Tuesday, 28 August 2012
"Sure, it's only about 20 quid Francis!"
I look to my side. Sausage fest sedan with the only lassies in the place about to hit the wall and wearing fat suits. The group of people I'm with are mates of the Landlord, about 13 years my senior, or thereabouts.
"Sure, you cannae maet a bleedin burd in a place like dis!"
That's certainly true. The ratio of men to women in this place strikes out at about 70/30. The three lassies in the corner are taking pictures of each other and giggling like children. Curse facebook, exacerbating the solipsism of the female mind for nigh on a decade now.
"It's called Speed Dating" Birrell continues on. You sit at this table rite, and then you're like, talking to these burds, but you only have five minutes tae do it, te make yer mark, ye knowwa ah meain?"
This guy's a fucking brainbox. He's got a masters in veterinary. He has a colorful vocabulary, but he isn't one of those posh Foxrock spazoes, I'm enjoying his company, truth be told.
I turn to him and look past his shoulder. Red eye has caught me again. A hot lassie with silver stilettos has just brushed past a tall man in a brown jacket. A high seven. Franco's rule is applied: If a Irish woman is a 7+, 70 percent of the time, she's Polish.
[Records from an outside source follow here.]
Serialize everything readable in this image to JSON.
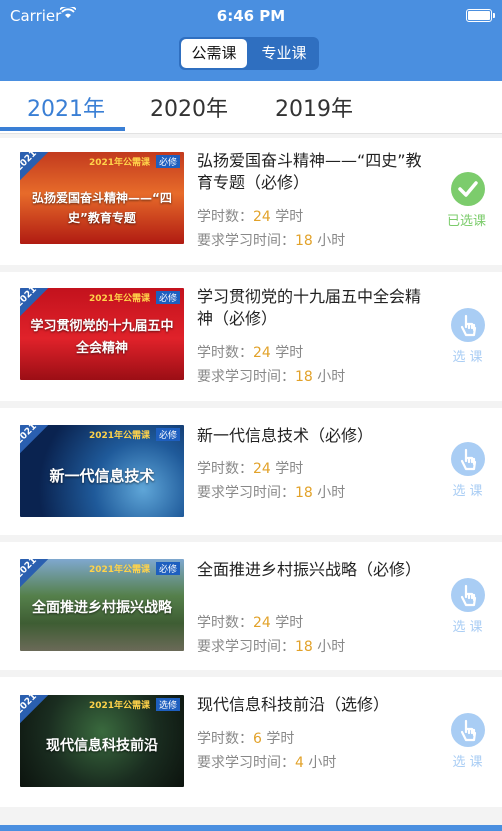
{
  "status": {
    "carrier": "Carrier",
    "time": "6:46 PM"
  },
  "segment": {
    "options": [
      "公需课",
      "专业课"
    ]
  },
  "tabs": [
    "2021年",
    "2020年",
    "2019年"
  ],
  "labels": {
    "hours_label": "学时数：",
    "hours_unit": " 学时",
    "time_label": "要求学习时间：",
    "time_unit": " 小时"
  },
  "thumb": {
    "year": "2021",
    "tag_name": "2021年公需课",
    "tag_required": "必修",
    "tag_optional": "选修"
  },
  "courses": [
    {
      "title": "弘扬爱国奋斗精神——“四史”教育专题（必修）",
      "hours": "24",
      "time": "18",
      "status": "已选课",
      "caption": "弘扬爱国奋斗精神——“四史”教育专题"
    },
    {
      "title": "学习贯彻党的十九届五中全会精神（必修）",
      "hours": "24",
      "time": "18",
      "status": "选课",
      "caption": "学习贯彻党的十九届五中全会精神"
    },
    {
      "title": "新一代信息技术（必修）",
      "hours": "24",
      "time": "18",
      "status": "选课",
      "caption": "新一代信息技术"
    },
    {
      "title": "全面推进乡村振兴战略（必修）",
      "hours": "24",
      "time": "18",
      "status": "选课",
      "caption": "全面推进乡村振兴战略"
    },
    {
      "title": "现代信息科技前沿（选修）",
      "hours": "6",
      "time": "4",
      "status": "选课",
      "caption": "现代信息科技前沿"
    }
  ],
  "colors": {
    "primary": "#4a8fe0",
    "accent": "#3a7fd5",
    "number": "#e2a22a",
    "done": "#7ccc6c",
    "select": "#a9cdf4"
  }
}
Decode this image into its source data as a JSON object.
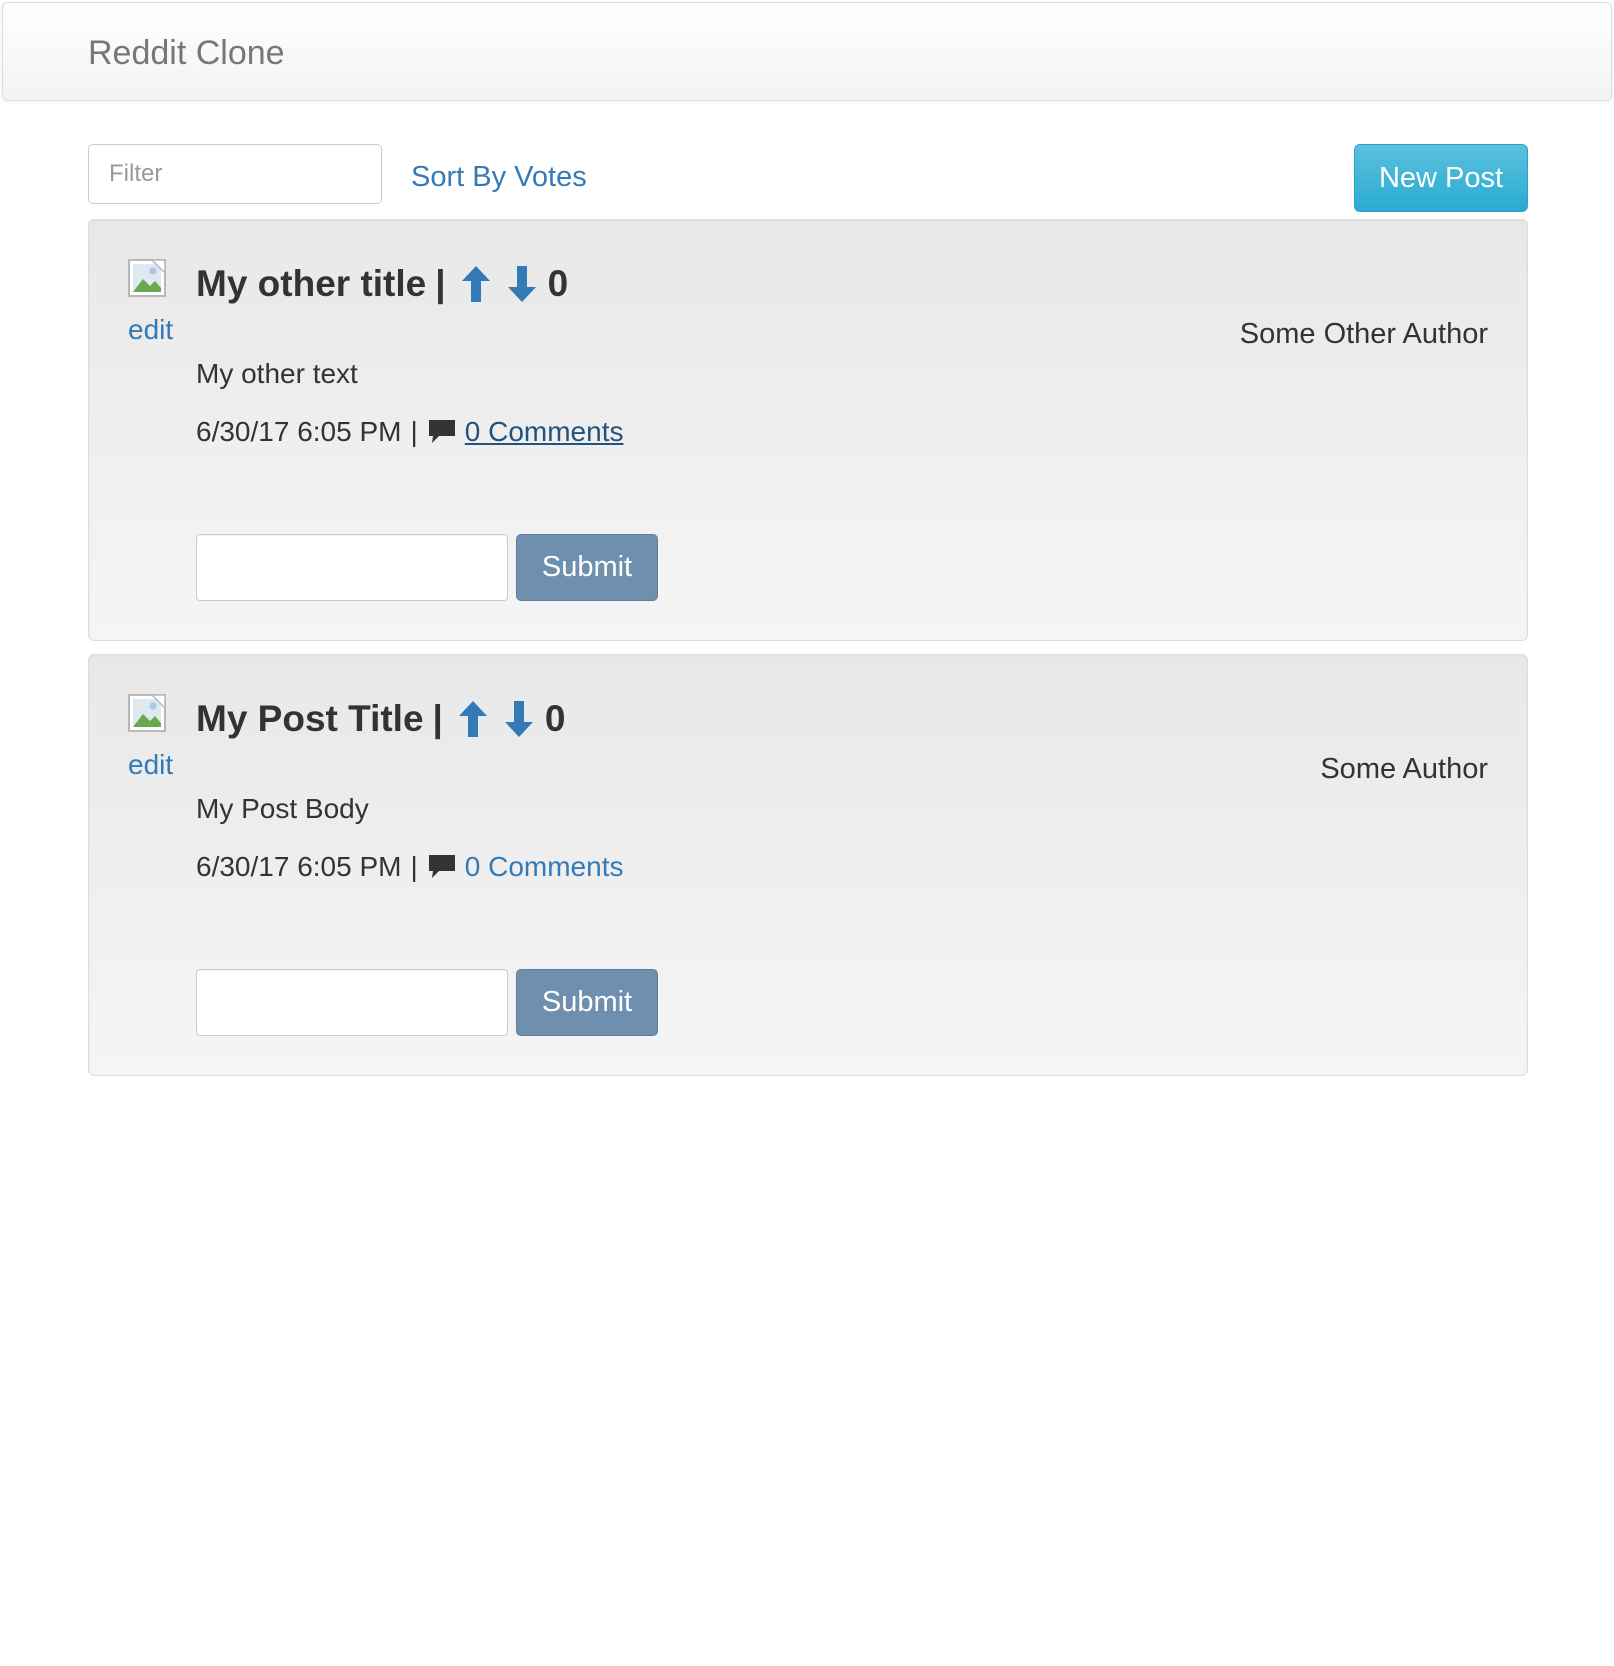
{
  "navbar": {
    "brand": "Reddit Clone"
  },
  "toolbar": {
    "filter_placeholder": "Filter",
    "filter_value": "",
    "sort_label": "Sort By Votes",
    "new_post_label": "New Post"
  },
  "colors": {
    "link": "#337ab7",
    "link_visited": "#23527c",
    "info_button": "#5bc0de",
    "submit_button": "#6f8fae",
    "panel_bg": "#eeeeee"
  },
  "posts": [
    {
      "title": "My other title",
      "title_separator": "|",
      "votes": "0",
      "upvote_icon": "arrow-up-icon",
      "downvote_icon": "arrow-down-icon",
      "edit_label": "edit",
      "thumbnail_icon": "broken-image-icon",
      "author": "Some Other Author",
      "body": "My other text",
      "timestamp": "6/30/17 6:05 PM",
      "meta_separator": "|",
      "comment_icon": "comment-icon",
      "comments_label": "0 Comments",
      "comment_input_value": "",
      "submit_label": "Submit"
    },
    {
      "title": "My Post Title",
      "title_separator": "|",
      "votes": "0",
      "upvote_icon": "arrow-up-icon",
      "downvote_icon": "arrow-down-icon",
      "edit_label": "edit",
      "thumbnail_icon": "broken-image-icon",
      "author": "Some Author",
      "body": "My Post Body",
      "timestamp": "6/30/17 6:05 PM",
      "meta_separator": "|",
      "comment_icon": "comment-icon",
      "comments_label": "0 Comments",
      "comment_input_value": "",
      "submit_label": "Submit"
    }
  ]
}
"This place, very nice!", she says to her friend, who she has just embraced. Thick Polish accent. Feminine and charming. We're onto enough data.Fuck Hegel. This is an absolute truth. Polis chicks>>>Irish. Dere. Ah sayd it.
"But Birrell!" I reply with a grin. What's with all de speeddating? I mean, yer a fucking anamal man now! It might not be the most glamourous job, with what sticking your hand up cow's arses, but you're loaded man! What's to stop ye picking up some nice broad?"
He turns to me and says: "You get old mate. Don't remember, I'm only a decade older than you. We're not surround by those fit University burds anymore."
There's a brief silence. They're playing "Galway Girl" by Mundy on the radio. People formicating up and down the stairs to the toilets. This guy's a decade older than me. Fucking hell. He's all old and flabby and shit.
"And it hits you, just like dat. Deco over there!, Oi Deco!"
Didn't hear him, we're at the song's chorus.
"FOOKIN DIABETIC SPAZ"
Laughter erupts at the table.
"Piss off ye daft cunt!"
"He's not much older than you..."
He raises his glass.
"You're older a lot longer than being a young man, Francis! You think you'll be getting off on three hours of sleep and tumbln intae a lecture heh lyke yer doing nowt? Fook off! Dis, will be like a hamma, to the hed! Enjoy it while you can! Everyone fooking wastes their twenties! LIVE TO REGRET"
"DIABETIC DECO! Fooking WANKA!"
The night, I couldn't remember more than this, apart from trying to game a 35 year old 6 (and failing fucking miserably), and seeing that hot little Polish chick leaving, out. One, how the fuck is a guy with a masters in veterinary, not a bad looking guy, and from what I've seen, sound out enough and has some game, considering fucking speed dating? Society, wake up, wake up! There is something nefarious here, Second, this guy is not a million years older or anything like that, fucks sake en all. Ten years, and him and all his mates look like shite. Poorly dressed, fat, one guy with hair down to his arse and quickly going grey. Whether this is just feeding your body through a drink junk food grinder 2122232425262728 or just natural ageing, I dunno, but it, at the time, scared the shite out of me. You are going to age, but you can control this. And you should start, if you're like me, when you're at the start of yer twenties, ie right fucking now, because it will be all too fast, faster then you think.
You want to stop procrastinating? Good. Get talking to a few lads in their 30's. They're old enough to see the results of good living, but young enough to remember their youthful vivacity. To an old man, youth sees an abstraction, a faraway place to a 30's fella, it feels like they were tossing jack daniels shots back like it was yesserdays...en 3ehfookin4. Just like you.